Grammar Bug: Sometimes words are only partially recognized
LazoCoder opened this issue · 0 comments
Problem
If I have a word like escape
in my grammar, sometimes whisper will output the first few letters esc
instead of the whole word. The expected behavior is that only the entire word should be recognized.
How to Reproduce (example 1)
Go into examples/command
and make a simple single line grammar root ::= " escape"
. Now if you say "escape" it will sometimes print out esc
instead of the whole word escape
. You can also try to say "essk" and that will also print out esc
but the expected behavior would be to print nothing. This is an invalid command.
How to Reproduce (example 2)
Another example is to set the grammar to root ::= " caps"
. If you say "cap" it will print out cap
(without the s
).
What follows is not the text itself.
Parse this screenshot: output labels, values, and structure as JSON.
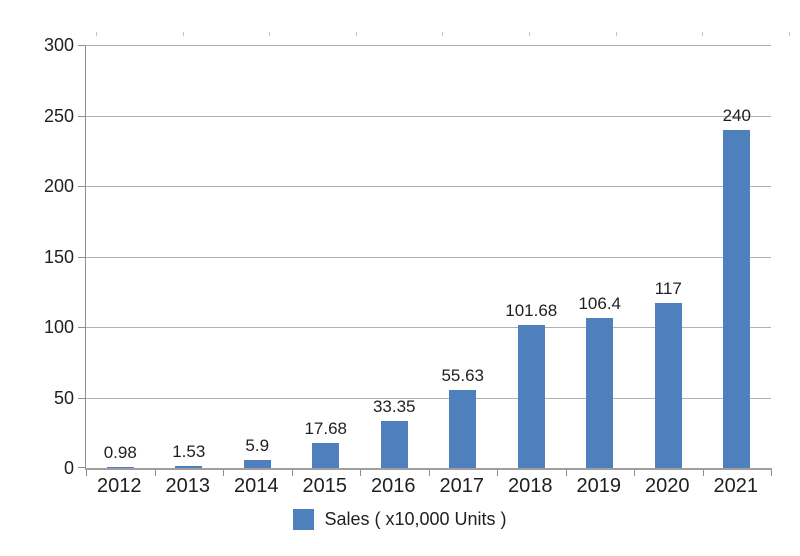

The expected behavior should be to print nothing because cap
is an invalid command, only caps
(with the s
) should be accepted.
My Setup
I'm running examples/command
with my custom grammar on a Window 10 machine via GPU/CUDA and I get the same problem whether I use ggml-small
or ggml-large-v2
.
Temporary Workaround Issue
I can remove invalid words in post processing but the problem is that these erroneous words prematurely cut off recognition of any other commands which should come after. For example, if I have a long list of commands like "please escape and log out", if escape
is incorrectly outputted as esc
then everything that comes after that command will be omitted from the output.
Notes
I noticed user @ulatekh also experienced this problem #2127 (comment) #2047 (comment). I created this issue as a response to this comment #2127 (comment).